Given two strings first and second, consider occurrences in some text of the form "first second third", where second comes immediately after first, and third comes immediately after second.

Return an array of all the words third for each occurrence of "first second third".

Example 1:

Input: text = "alice is a good girl she is a good student", first = "a", second = "good"

Output: ["girl","student"]

Example 2:

Input: text = "we will we will rock you", first = "we", second = "will"

Output: ["we","rock"]

Constraints:

  • 1 <= text.length <= 1000
  • text consists of lowercase English letters and spaces.
  • All the words in text are separated by a single space.
  • 1 <= first.length, second.length <= 10
  • first and second consist of lowercase English letters.
  • text will not have any leading or trailing spaces.

题目大意

给出第一个词 first 和第二个词 second,考虑在某些文本 text 中可能以 "first second third" 形式出现的情况,其中 second 紧随 first 出现,third 紧随 second 出现。

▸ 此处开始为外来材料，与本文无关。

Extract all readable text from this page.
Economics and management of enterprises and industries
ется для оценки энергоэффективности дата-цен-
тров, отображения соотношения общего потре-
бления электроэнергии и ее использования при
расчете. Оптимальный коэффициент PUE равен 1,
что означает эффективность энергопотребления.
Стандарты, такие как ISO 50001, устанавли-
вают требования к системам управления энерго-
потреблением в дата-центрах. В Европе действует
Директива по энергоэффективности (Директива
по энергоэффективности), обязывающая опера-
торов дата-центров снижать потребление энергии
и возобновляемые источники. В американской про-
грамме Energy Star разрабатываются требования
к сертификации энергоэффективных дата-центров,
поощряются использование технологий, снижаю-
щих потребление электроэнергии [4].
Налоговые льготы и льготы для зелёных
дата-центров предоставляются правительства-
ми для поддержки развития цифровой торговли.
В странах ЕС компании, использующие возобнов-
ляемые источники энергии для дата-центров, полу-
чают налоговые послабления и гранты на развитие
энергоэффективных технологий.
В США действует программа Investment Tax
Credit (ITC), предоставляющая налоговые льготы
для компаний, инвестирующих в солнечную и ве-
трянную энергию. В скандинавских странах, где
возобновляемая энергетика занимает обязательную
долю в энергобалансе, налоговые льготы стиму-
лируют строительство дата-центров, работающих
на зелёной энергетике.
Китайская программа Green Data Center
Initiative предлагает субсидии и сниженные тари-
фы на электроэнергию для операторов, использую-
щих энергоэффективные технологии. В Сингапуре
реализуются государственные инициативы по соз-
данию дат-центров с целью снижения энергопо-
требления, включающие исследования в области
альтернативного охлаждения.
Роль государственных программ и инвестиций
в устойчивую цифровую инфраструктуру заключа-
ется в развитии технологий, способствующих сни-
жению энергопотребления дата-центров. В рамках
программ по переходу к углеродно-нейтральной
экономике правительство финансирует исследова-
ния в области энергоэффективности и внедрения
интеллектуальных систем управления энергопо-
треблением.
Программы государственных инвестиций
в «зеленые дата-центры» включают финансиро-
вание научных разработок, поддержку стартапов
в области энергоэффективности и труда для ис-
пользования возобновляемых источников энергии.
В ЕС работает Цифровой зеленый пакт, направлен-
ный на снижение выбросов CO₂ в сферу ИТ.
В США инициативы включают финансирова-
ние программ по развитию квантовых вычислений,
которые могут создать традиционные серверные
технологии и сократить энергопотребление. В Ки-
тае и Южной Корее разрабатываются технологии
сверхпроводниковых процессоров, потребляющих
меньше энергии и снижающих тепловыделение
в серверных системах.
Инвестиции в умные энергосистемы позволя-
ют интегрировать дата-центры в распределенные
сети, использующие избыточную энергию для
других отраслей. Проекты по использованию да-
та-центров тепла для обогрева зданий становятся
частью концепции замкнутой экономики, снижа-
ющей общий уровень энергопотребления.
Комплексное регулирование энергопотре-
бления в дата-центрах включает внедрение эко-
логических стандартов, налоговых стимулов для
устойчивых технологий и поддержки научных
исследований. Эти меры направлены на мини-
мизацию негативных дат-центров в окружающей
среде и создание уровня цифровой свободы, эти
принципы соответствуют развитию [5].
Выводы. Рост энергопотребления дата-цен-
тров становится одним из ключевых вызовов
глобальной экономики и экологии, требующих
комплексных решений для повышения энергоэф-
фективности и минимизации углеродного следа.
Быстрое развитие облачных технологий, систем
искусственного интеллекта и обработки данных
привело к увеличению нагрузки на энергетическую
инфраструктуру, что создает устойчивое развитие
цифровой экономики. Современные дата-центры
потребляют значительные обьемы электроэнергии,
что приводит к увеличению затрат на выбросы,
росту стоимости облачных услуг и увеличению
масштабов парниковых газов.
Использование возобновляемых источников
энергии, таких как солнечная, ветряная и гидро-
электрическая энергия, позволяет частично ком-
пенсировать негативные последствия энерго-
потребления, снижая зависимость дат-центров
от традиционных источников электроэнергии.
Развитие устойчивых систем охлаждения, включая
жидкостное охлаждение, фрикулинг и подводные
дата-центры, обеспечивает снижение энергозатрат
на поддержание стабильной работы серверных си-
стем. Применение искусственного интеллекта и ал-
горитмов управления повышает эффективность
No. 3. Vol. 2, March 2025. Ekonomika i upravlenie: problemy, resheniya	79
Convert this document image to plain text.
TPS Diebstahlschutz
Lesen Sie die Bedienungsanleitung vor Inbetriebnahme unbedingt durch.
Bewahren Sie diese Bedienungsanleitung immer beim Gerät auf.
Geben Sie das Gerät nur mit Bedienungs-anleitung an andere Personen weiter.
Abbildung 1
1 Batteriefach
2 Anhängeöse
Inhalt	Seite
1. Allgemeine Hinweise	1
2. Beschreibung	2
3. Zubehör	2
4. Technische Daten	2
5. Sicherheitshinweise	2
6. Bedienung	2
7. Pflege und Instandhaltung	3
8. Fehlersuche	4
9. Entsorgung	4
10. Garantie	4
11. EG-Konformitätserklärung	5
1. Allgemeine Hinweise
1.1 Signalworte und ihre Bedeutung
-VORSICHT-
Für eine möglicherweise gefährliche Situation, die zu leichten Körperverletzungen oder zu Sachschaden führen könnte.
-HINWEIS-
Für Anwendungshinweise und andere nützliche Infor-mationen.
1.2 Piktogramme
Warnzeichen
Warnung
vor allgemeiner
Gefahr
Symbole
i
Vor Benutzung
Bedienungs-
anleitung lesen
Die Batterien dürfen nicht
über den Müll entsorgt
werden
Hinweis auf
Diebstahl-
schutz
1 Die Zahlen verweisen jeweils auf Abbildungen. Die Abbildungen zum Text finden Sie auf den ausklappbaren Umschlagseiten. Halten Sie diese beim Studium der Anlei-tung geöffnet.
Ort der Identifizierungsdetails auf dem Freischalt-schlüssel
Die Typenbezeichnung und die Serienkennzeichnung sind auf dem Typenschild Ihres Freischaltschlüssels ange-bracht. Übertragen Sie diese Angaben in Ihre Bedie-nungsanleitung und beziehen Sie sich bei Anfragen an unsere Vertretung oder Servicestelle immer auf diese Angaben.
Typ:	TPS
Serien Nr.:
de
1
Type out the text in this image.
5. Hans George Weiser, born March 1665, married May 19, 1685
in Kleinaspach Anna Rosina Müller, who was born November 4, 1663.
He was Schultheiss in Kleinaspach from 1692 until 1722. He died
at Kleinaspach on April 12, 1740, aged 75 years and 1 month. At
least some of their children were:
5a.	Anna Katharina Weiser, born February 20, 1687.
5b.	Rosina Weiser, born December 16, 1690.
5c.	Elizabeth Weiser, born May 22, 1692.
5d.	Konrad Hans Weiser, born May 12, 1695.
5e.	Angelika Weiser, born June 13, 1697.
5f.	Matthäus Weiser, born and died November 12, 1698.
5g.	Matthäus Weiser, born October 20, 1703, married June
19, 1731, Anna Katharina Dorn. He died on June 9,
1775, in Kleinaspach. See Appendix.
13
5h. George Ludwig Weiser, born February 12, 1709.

对于每种这样的情况,将第三个词 "third" 添加到答案中,并返回答案。

示例 1:

输入: text = "alice is a good girl she is a good student", first = "a", second = "good"

输出:["girl","student"]

示例 2:

输入: text = "we will we will rock you", first = "we", second = "will"

输出:["we","rock"]

提示:

  • 1 <= text.length <= 1000
  • text 由小写英文字母和空格组成
  • text 中的所有单词之间都由 单个空格字符 分隔
  • 1 <= first.length, second.length <= 10
  • firstsecond 由小写英文字母组成
  • text 不包含任何前缀或尾随空格。

解题思路

  • 首先将 text 按空格分割成一个单词数组 arr
  • 使用滑动窗口的方式遍历这个数组,维护 prev1prev2 分别为前两个单词。
  • 从第三个单词开始,如果 prev1prev2 分别等于 firstsecond,则将当前单词(即 arr[i])加入结果数组。
  • 更新 prev1prev2,继续遍历。
  • 返回记录的结果数组。

复杂度分析

  • 时间复杂度O(n + m),其中 ntext 的长度,marr 数组的长度。
    • 将字符串分割为数组的时间复杂度是 O(n)
    • 遍历数组的时间复杂度是 O(m)
  • 空间复杂度O(m),使用了额外的空间来存储数组 arr 和结果数组 res

代码

/**
 * @param {string} text
 * @param {string} first
 * @param {string} second
 * @return {string[]}
 */
var findOcurrences = function (text, first, second) {
	const arr = text.split(' ');
	let res = [];
	let prev1 = arr[0],
		prev2 = arr[1];
	for (let i = 2; i < arr.length; i++) {
		if (prev1 == first && prev2 == second) {
			res.push(arr[i]);
		}
		prev1 = prev2;
		prev2 = arr[i];
	}
	return res;
};